In the heart of Xinjiang, China, a team of researchers led by Zhixian Duo from the College of Smart Agriculture at Xinjiang University has uncovered a promising solution to a pervasive problem in the food industry: benzo[a]pyrene (BaP) contamination. Their study, published in the journal *Foods* (which translates to “Foods” in English), focuses on a bacterium derived from kefir grains, *Bacillus mojavensis* TC-5, which shows remarkable potential for degrading BaP, a known carcinogen found in food.
BaP is a polycyclic aromatic hydrocarbon that often contaminates food through environmental pollution, smoking, and incomplete combustion. Its presence in food poses significant health risks, necessitating effective and safe detoxification methods. Traditional approaches to BaP degradation often involve chemical or physical processes that can be environmentally harmful. In contrast, microbial detoxification offers a greener, more sustainable alternative.
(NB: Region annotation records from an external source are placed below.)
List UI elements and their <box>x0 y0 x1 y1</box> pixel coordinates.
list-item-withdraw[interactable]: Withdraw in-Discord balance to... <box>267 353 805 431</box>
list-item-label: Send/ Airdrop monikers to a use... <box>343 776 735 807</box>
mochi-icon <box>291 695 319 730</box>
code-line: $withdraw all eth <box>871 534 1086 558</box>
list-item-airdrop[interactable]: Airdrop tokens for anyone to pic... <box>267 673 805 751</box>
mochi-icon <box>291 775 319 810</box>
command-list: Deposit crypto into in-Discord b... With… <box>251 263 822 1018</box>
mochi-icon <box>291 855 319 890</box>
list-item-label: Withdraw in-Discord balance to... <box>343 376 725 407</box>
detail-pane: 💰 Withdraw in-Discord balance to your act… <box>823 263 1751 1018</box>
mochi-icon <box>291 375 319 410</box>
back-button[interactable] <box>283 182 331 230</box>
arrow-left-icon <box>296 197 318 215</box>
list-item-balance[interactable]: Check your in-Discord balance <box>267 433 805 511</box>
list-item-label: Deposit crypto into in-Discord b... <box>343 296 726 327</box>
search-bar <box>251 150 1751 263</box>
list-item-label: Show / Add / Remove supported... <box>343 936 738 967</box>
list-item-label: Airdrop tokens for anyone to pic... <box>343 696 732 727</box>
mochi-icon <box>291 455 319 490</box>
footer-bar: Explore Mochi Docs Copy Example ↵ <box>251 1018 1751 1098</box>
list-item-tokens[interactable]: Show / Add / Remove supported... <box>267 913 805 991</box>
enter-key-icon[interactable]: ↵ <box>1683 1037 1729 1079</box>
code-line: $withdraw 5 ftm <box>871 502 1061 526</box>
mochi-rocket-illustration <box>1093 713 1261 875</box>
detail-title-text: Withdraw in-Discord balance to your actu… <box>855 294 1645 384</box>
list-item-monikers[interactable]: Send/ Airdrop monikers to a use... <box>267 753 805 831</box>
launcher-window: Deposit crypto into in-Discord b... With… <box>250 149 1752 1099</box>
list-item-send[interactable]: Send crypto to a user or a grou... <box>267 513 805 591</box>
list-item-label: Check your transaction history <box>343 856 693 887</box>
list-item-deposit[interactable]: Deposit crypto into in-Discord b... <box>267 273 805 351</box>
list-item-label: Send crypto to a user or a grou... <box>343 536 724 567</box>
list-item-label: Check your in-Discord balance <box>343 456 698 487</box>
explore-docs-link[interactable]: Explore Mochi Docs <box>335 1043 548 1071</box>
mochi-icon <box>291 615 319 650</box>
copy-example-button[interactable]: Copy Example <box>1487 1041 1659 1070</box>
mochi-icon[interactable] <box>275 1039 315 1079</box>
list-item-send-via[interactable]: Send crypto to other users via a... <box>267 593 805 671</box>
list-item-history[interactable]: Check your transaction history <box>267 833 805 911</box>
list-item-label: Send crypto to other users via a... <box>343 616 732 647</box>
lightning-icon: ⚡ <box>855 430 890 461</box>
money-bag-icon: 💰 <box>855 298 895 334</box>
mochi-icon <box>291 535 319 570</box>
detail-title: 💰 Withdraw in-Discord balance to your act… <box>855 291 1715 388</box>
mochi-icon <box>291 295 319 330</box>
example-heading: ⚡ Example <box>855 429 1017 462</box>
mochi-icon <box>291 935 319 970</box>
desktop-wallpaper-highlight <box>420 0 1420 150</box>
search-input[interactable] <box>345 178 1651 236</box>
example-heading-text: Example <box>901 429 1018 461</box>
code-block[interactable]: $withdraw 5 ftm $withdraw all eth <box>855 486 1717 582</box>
Duo and his team isolated *Bacillus mojavensis* TC-5 from kefir grains, a fermented milk product popular in Xinjiang. “We were surprised to find that this strain not only degrades BaP but also up-regulates several key genes involved in the process,” Duo explained. The study identified 12 genes encoding enzymes such as dehydrogenases, synthases, and oxygenases, which were up-regulated by 2.01-fold to 4.52-fold in TC-5. These enzymes play crucial roles in BaP degradation, suggesting that the bacterium has a robust mechanism for breaking down the harmful compound.
The researchers deduced two potential degradation pathways. In the first pathway, dioxygenase, betaine aldehyde dehydrogenase, and beta-ketoacyl-ACP synthase III act sequentially on BaP to form 4H-pyran-4-one,2,3-dihydro-3,5-dihydroxy-6-methyl via the phthalic acid pathway. In the second pathway, the cytochrome P450 enzyme mediates ring cleavage via the anthracene pathway, eventually forming 3-methyl-5-propylnonane. “These pathways provide a clear picture of how TC-5 degrades BaP, which is crucial for understanding its potential applications,” Duo noted.
The study found that TC-5 achieved an impressive BaP removal efficiency of up to 63.94%, with a degradation efficiency of 32.89%. These results suggest that TC-5 has significant potential for addressing food-borne BaP contamination. “Our findings not only highlight the potential of TC-5 in food safety but also expand the application possibilities of Xinjiang fermented milk products,” Duo added.
The implications of this research extend beyond the food industry. The energy sector, which often deals with similar contaminants in biofuels and other products, could benefit from the development of microbial detoxification methods. The use of food-derived microbial strains like TC-5 offers a safe, specific, and sustainable approach to detoxifying harmful compounds, reducing the need for more environmentally damaging processes.
As the world continues to seek greener and more efficient solutions to environmental and health challenges, research like Duo’s provides a beacon of hope. By leveraging the power of naturally occurring microorganisms, we can develop innovative strategies that are both effective and sustainable. The study published in *Foods* not only advances our understanding of BaP degradation but also paves the way for future developments in food safety and environmental protection.